Podlaska idzie za postulatami klasyków współczesnej antropologii kultury:
"[wartość opisu etnograficznego] nie wynika ze zdolności jego autora do wyłapywania w odległych miejscach pewnych pierwotnych faktów i przywożenia ich do domu niczym pamiątkowych eksponatów, lecz z tego, na ile etnograf jest w stanie wyjaśnić, co się w owych miejscach dzieje, zmniejszyć poczucie konsternacji – co to za typ ludzi? – które w naturalny sposób jest wywoływane przez pojawienie się nieznanych nam działań na obcym dla nas gruncie". - Cliford Geertz Opis gęsty: w poszukiwaniu interpretatywnej teorii kultury, [w:] tenże, Interpretacja kultur, Kraków 2005, s.23.
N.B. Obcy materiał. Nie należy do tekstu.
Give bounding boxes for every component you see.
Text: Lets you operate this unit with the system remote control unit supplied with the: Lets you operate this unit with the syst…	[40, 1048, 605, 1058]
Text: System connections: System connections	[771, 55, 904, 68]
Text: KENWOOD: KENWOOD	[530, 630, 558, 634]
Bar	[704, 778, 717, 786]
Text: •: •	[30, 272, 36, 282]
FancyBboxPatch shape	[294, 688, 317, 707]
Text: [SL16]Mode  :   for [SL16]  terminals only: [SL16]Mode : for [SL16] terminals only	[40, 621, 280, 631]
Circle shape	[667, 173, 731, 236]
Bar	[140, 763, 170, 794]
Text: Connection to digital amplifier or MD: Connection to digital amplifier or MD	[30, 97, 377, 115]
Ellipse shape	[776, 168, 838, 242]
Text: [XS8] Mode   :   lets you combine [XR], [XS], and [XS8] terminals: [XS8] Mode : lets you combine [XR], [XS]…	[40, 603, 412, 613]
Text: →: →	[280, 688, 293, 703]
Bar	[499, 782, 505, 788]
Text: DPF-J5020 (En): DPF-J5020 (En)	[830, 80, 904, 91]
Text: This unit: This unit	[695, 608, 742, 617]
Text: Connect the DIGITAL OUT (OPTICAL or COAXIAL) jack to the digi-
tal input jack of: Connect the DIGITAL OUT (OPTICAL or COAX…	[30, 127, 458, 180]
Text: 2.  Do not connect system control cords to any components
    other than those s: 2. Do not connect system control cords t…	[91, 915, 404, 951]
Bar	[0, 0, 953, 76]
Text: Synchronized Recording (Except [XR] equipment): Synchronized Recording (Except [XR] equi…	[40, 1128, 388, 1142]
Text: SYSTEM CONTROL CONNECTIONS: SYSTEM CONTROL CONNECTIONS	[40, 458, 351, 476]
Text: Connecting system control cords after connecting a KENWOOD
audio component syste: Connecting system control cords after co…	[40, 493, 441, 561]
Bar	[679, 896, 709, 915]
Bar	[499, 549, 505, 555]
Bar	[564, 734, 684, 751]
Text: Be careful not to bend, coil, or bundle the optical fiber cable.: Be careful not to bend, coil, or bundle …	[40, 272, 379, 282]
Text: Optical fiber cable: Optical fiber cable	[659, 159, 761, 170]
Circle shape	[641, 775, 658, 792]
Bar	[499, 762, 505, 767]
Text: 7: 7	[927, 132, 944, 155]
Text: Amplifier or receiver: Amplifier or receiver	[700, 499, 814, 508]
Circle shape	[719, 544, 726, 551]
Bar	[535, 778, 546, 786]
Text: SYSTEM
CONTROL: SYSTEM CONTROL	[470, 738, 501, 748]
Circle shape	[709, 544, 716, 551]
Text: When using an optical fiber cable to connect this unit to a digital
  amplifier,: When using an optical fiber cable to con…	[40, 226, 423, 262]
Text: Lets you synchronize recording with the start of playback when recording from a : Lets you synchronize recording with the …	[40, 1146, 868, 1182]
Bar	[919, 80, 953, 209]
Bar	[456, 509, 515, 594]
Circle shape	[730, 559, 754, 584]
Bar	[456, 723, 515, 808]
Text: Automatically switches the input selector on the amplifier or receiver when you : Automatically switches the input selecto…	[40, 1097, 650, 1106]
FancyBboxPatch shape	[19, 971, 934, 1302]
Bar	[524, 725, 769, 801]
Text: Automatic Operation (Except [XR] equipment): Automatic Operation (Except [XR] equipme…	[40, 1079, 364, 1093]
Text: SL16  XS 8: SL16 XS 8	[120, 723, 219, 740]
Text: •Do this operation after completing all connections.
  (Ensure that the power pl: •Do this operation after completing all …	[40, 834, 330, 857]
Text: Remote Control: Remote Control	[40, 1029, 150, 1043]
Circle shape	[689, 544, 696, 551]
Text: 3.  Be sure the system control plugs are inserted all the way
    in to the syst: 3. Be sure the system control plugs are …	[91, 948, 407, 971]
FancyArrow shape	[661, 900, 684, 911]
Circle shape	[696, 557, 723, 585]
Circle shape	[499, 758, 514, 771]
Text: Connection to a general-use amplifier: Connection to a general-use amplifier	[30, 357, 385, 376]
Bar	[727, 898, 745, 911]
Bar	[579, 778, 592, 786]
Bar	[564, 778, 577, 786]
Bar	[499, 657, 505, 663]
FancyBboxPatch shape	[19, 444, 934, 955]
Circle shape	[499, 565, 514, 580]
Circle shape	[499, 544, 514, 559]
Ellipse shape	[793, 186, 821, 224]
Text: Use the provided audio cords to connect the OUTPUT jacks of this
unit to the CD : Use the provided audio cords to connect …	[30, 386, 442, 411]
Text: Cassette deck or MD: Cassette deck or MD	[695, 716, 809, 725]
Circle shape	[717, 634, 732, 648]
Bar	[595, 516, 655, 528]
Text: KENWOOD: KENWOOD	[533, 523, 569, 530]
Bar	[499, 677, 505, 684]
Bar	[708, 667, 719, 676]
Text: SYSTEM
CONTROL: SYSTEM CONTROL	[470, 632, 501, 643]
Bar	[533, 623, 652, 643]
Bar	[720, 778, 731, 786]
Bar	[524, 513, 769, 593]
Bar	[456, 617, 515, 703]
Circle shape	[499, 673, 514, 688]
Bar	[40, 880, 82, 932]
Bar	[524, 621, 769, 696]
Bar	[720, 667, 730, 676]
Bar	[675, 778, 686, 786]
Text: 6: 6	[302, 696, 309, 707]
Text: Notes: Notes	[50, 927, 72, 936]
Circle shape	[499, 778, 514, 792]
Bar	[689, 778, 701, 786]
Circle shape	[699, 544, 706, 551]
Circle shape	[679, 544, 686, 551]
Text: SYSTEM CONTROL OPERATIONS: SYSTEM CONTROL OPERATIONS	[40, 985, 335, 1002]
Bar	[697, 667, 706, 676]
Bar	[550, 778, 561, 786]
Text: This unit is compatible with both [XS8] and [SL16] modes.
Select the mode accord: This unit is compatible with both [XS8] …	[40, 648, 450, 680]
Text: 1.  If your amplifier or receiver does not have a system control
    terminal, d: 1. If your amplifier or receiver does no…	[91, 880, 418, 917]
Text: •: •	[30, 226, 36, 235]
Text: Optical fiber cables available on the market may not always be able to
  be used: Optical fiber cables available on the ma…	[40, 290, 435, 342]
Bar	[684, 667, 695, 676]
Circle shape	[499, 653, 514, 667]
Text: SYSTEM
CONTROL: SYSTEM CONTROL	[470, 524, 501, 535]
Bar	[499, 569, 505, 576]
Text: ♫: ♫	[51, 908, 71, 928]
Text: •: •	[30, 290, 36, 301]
Jej analizy przesuwają zarówno turyzm, jak i polityczność na plan dalszy. Dlaczego tak trudno dostrzec oryginalność tego obszaru twórczości Doroty Podlaskiej? Za Anną Markowską można to uzasadnić w ten sposób:
„(...) kulturowa polityka inności została wyrugowana ze sztuki doby PRL-u. Z tym brudnym legatem współczesna sztuka polska, a szczególnie polskie instytucje kulturalne, nie uporały się niestety do dzisiaj w zadowalający sposób. Protekcjonalizm, mówienie w imieniu innych, ideologiczny patronat, „naukowa" arogancja i definiowanie swojej pozycji w kategoriach prawdy, historycyzm i strach przed podkopywaniem dominującej kultury - jest tradycją, o której nie tyle nie chcemy pamiętać, ile nie chcemy jej kwestionować”. - Anna Markowska Etnograficzny zwrot w sztuce polskiej?